PS The above reply was posted on December 22,2006.

Anonymous said...

McKimson to me was Better than Freleng. Yeah I know I'm in the minority here-but I'd take his Sylvesters, for example, over Friz's. Seems to me he just gets belittled and that's plain wrong-the man was a very fine director/animator.

JohnK said...

That was a nice summary of McKimson's career.

I personally love his cartoons. They are uniquely his and very funny.

Anonymous said...

When I was a kid and became cognizant of 'directors', a friend and I were discussing WB cartoons, and he observed that Bob McKimson's Bugs Bunny had some specific physical movements animated, while Jones, Freling, etc. didn't.

His observation drew me to pay much more attention to the results of each director in the following years.

My preference (akin to an earlier poster) is Bob McKimson over Friz. That may sound as heresy to some, but WB director pecking orders (Jones, Freling, ...) seem dogmatic to me.
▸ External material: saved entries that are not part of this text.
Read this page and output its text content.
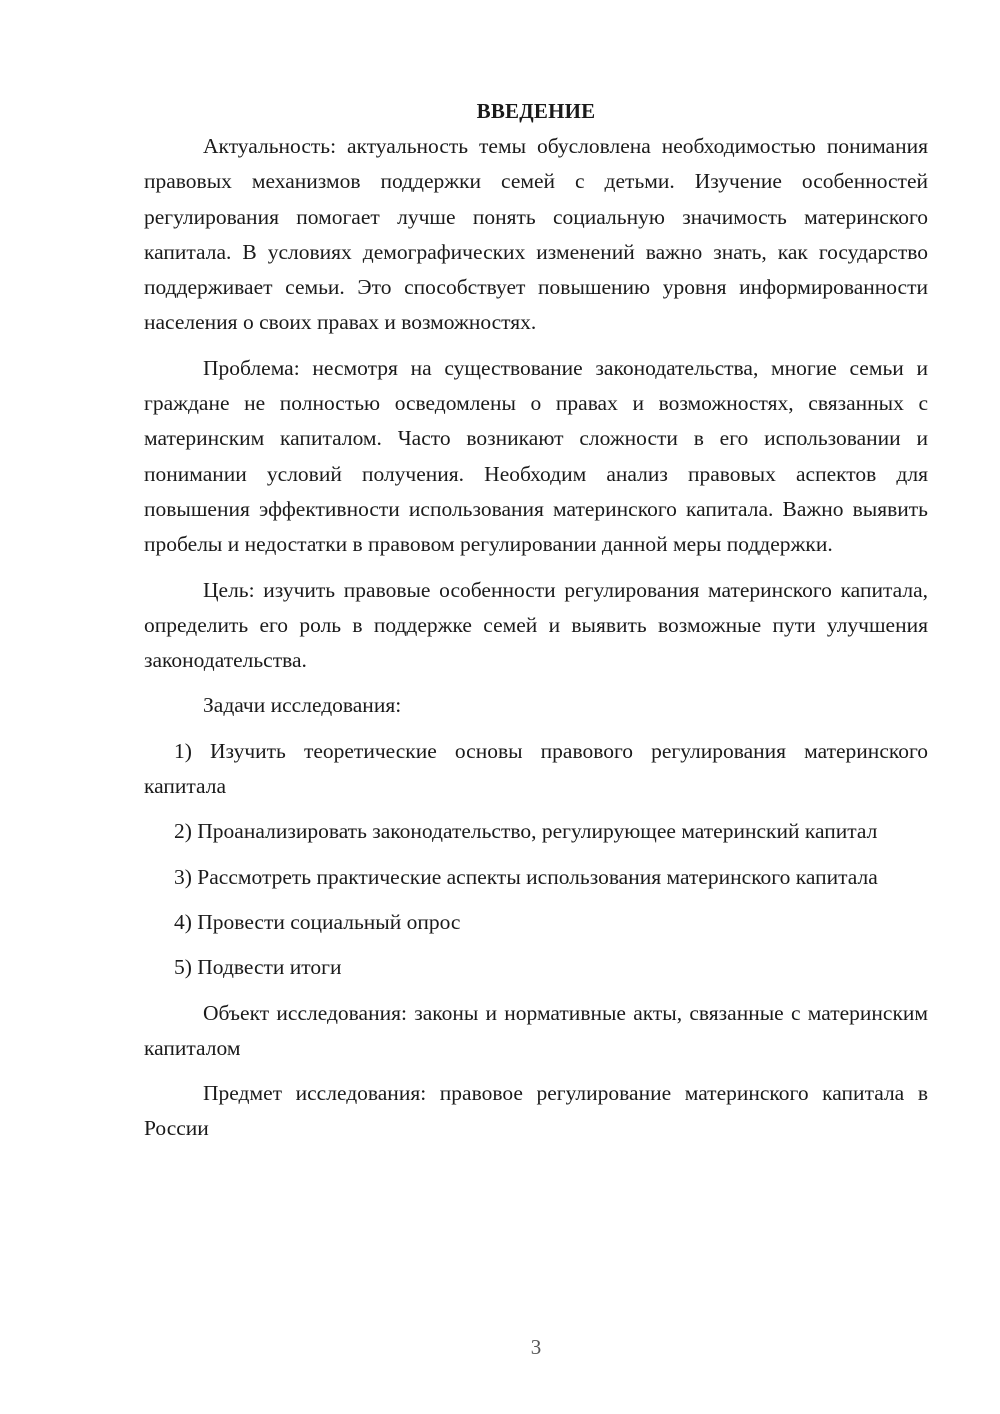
ВВЕДЕНИЕ

Актуальность: актуальность темы обусловлена необходимостью понимания правовых механизмов поддержки семей с детьми. Изучение особенностей регулирования помогает лучше понять социальную значимость материнского капитала. В условиях демографических изменений важно знать, как государство поддерживает семьи. Это способствует повышению уровня информированности населения о своих правах и возможностях.

Проблема: несмотря на существование законодательства, многие семьи и граждане не полностью осведомлены о правах и возможностях, связанных с материнским капиталом. Часто возникают сложности в его использовании и понимании условий получения. Необходим анализ правовых аспектов для повышения эффективности использования материнского капитала. Важно выявить пробелы и недостатки в правовом регулировании данной меры поддержки.

Цель: изучить правовые особенности регулирования материнского капитала, определить его роль в поддержке семей и выявить возможные пути улучшения законодательства.

Задачи исследования:

1) Изучить теоретические основы правового регулирования материнского капитала

2) Проанализировать законодательство, регулирующее материнский капитал

3) Рассмотреть практические аспекты использования материнского капитала

4) Провести социальный опрос

5) Подвести итоги

Объект исследования: законы и нормативные акты, связанные с материнским капиталом

Предмет исследования: правовое регулирование материнского капитала в России

3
Give me a Bob McKimson Bugs Bunny any day. I still grin.

Bill said...

Glad I found this; you've written a very nice summary of McKimson's career. I agree that the poor guy's been unjustly ignored, although his later WB cartoons were mostly flat. I blame that squarely on Tedd Pierce; for some reason his writing seemed to encourage very literal, boring timing and animation, and the feeling I get in most of the Pierce/McKimson cartoons is like a guy telling you, very poorly, a series of jokes that he doesn't find particularly funny himself. There were some that hit the mark, but not many. Warren Foster, otoh, was a brilliant comedy writer imo, and brought out the best in McKimson.

wbhist said...

And then there was "Rabbit Romeo" (1957) which was written by Michael Maltese, who was better known for his works with both Freleng and Jones. Thus, Maltese and Pierce each worked for all three "major" directors in this group (Jones, Freleng and McKimson). Warren Foster, to my knowledge, never wrote for Jones.

Anonymous said...

You can't beat the one-offs of 'It's Hummer Time' and 'Early To Bet'. They were in my top ten when I was a kid and they still make me laugh.